Thieves target notebook PCs and PDAs, for obvious reasons, and vendors are responding by producing a wide array of options to help protect portable devices.

First, there are physical devices, such as APC's notebook-ready cable locks. Then there are service Web sites, such as WinLocate.com, that install a background application on designated PCs. The application records and publishes pertinent tracking information to the Web site, including current IP address, the Internet service provider the device is currently using and any geographic locators such as the nearest Internet routers the device has accessed. Combined, this information can be used to track stolen PCs via the Internet. [See "Laptop trackers," Federal Computer Week, Feb. 7, 2005.]

Third-party applications such as SyNET's nTracker perform similar tasks, except they often attempt to have the stolen hardware send this information in hidden messages the next time it is connected to the Internet.

All of these systems are good, but professional thieves can circumvent them. In the future, manufacturers will incorporate radio frequency identification chips into their machines. The service is complex, however, because it must access Global Positioning System data to let authorities know the locations of stolen devices. At the earliest, those systems might be available in late 2006.

In many cases, however, it's the data in the device and not the device that is the real concern. Notebook PCs, of course, can be configured for automatic backups when connected to the network. Handhelds, however, generally require third-party client software for data backups, and they can't be managed centrally by an asset manager.

ZENworks Handheld Management offers a tool that will automatically back up designated data on the handheld device at scheduled intervals or whenever it has a desktop or network connection. That means lost devices still leave behind a copy of the data. I couldn't find a similar feature on Altiris' or LANDesk's tool.

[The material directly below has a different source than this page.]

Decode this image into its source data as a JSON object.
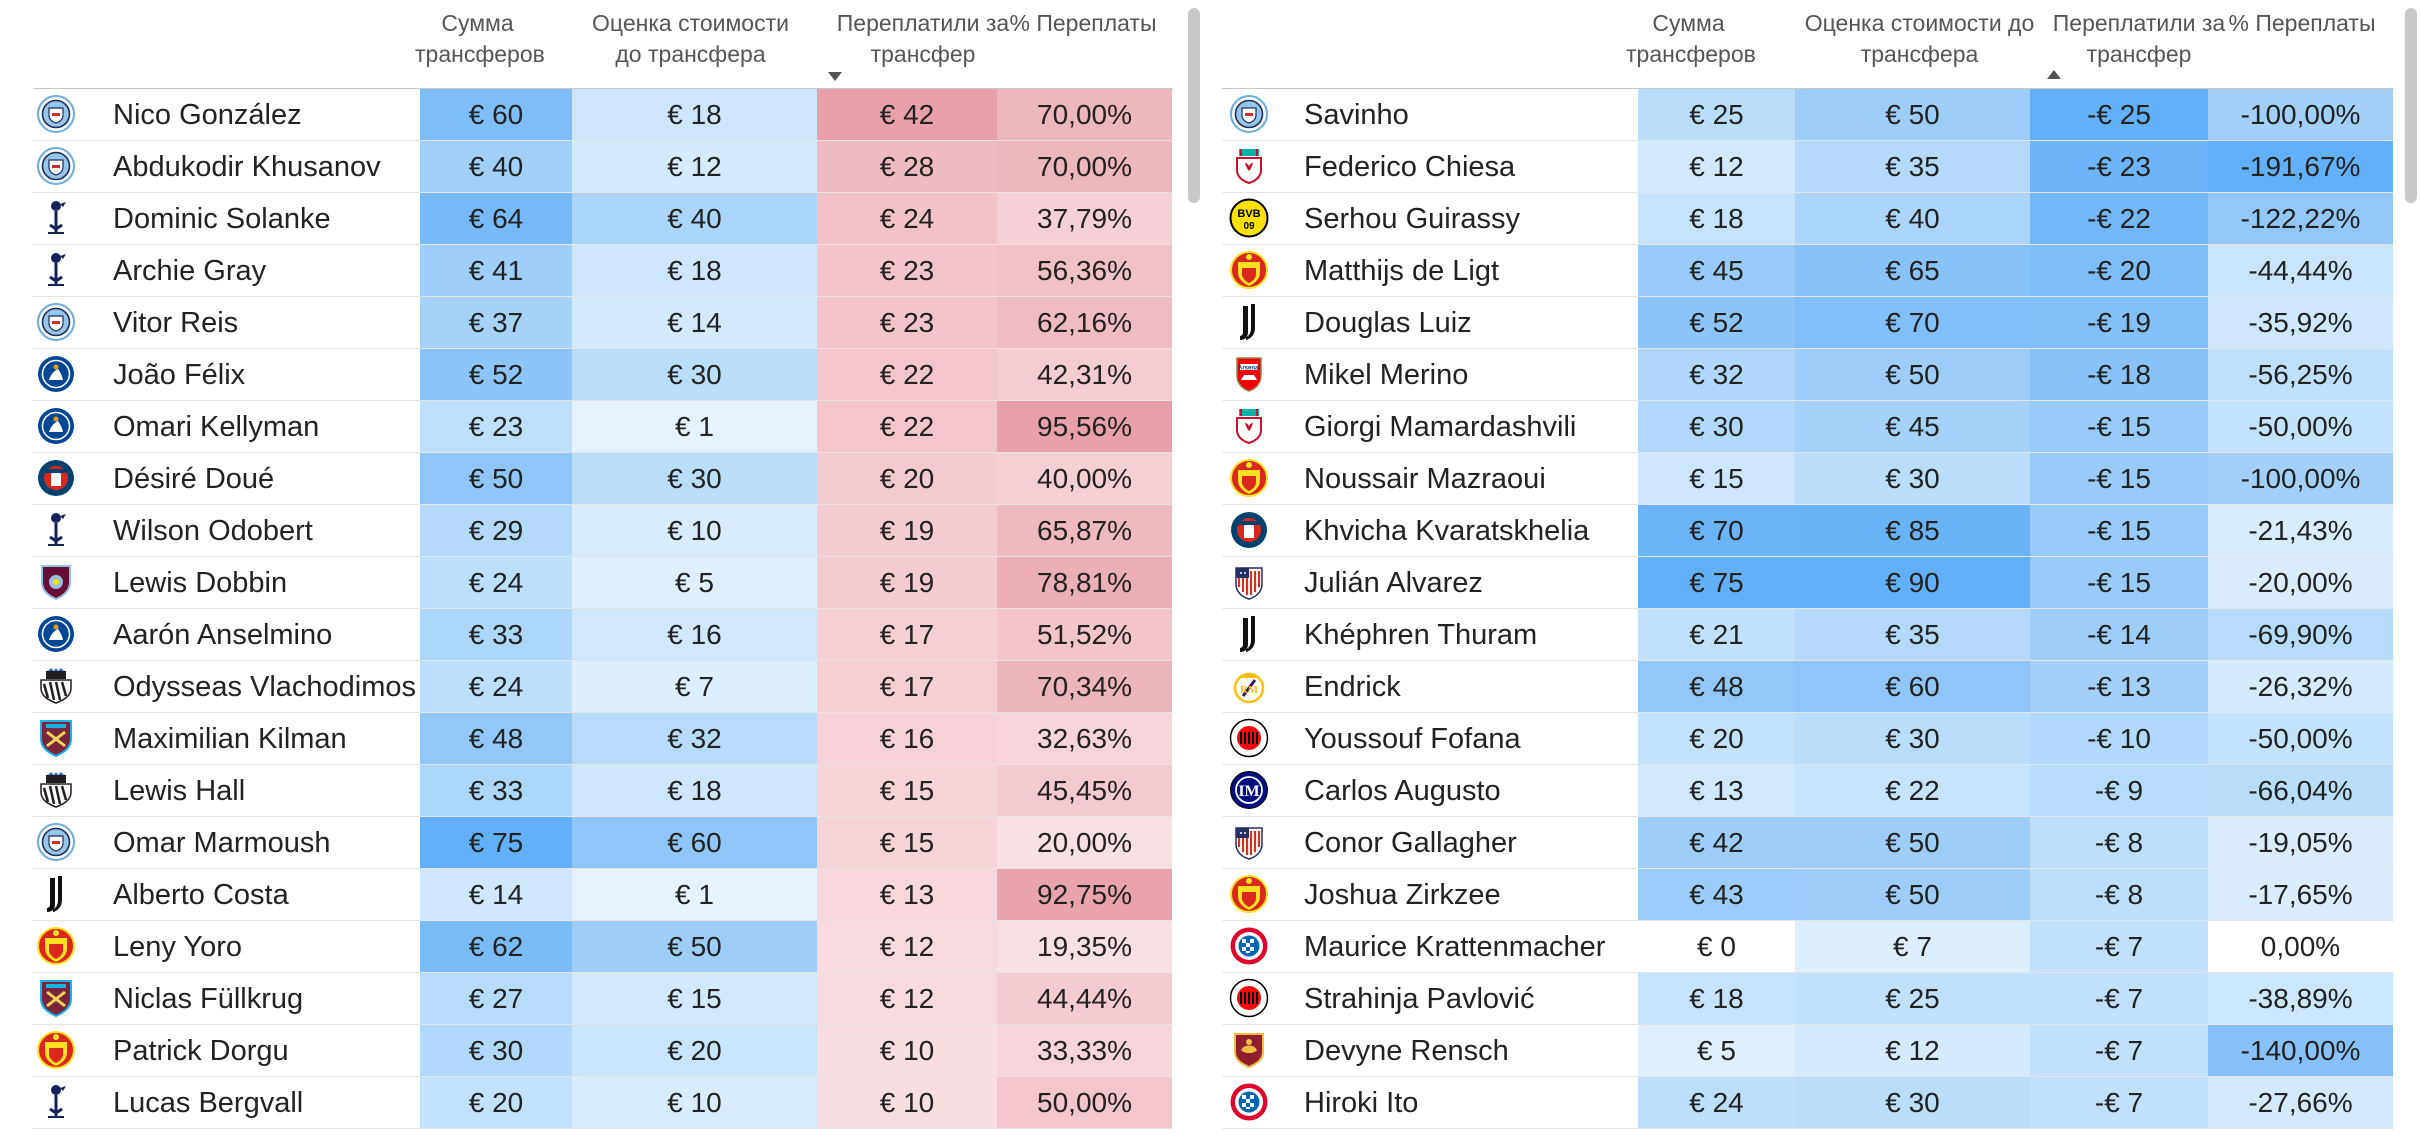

Erasing data from a lost or stolen device is in many cases an even greater concern. Unfortunately, it is not yet a universal feature among handheld or mobile managers. Both Altiris and Novell support a device "self-destruct" feature, which means a device will erase all its data if it is lost or stolen. The self-destruct operation can be triggered by too many incorrect passwords being entered or a text message sent to the device with an appropriate keyword.

Stick to the basics

Effectively managing mobile devices relies most heavily on policies set by agencies and departments. The software tools I tested are only as strong as the management muscle behind them.

Mobile devices need fair-use and security policies, which must include information on which software can and can't be installed on the machines and an ongoing record of acceptable security states for each machine.

Standardization is also important, especially for centrally managing handheld devices. If users are allowed to choose their own, you'll end up with a collection of everyone's favorite PDA toy, which makes central management impossible. There are too many operating systems, too many applications and too many access methods to effectively manage all PDAs. Choose and keep one platform that can meet the needs of all users.

Rist is a freelance technology journalist and president of FB2 Corp., a software development firm.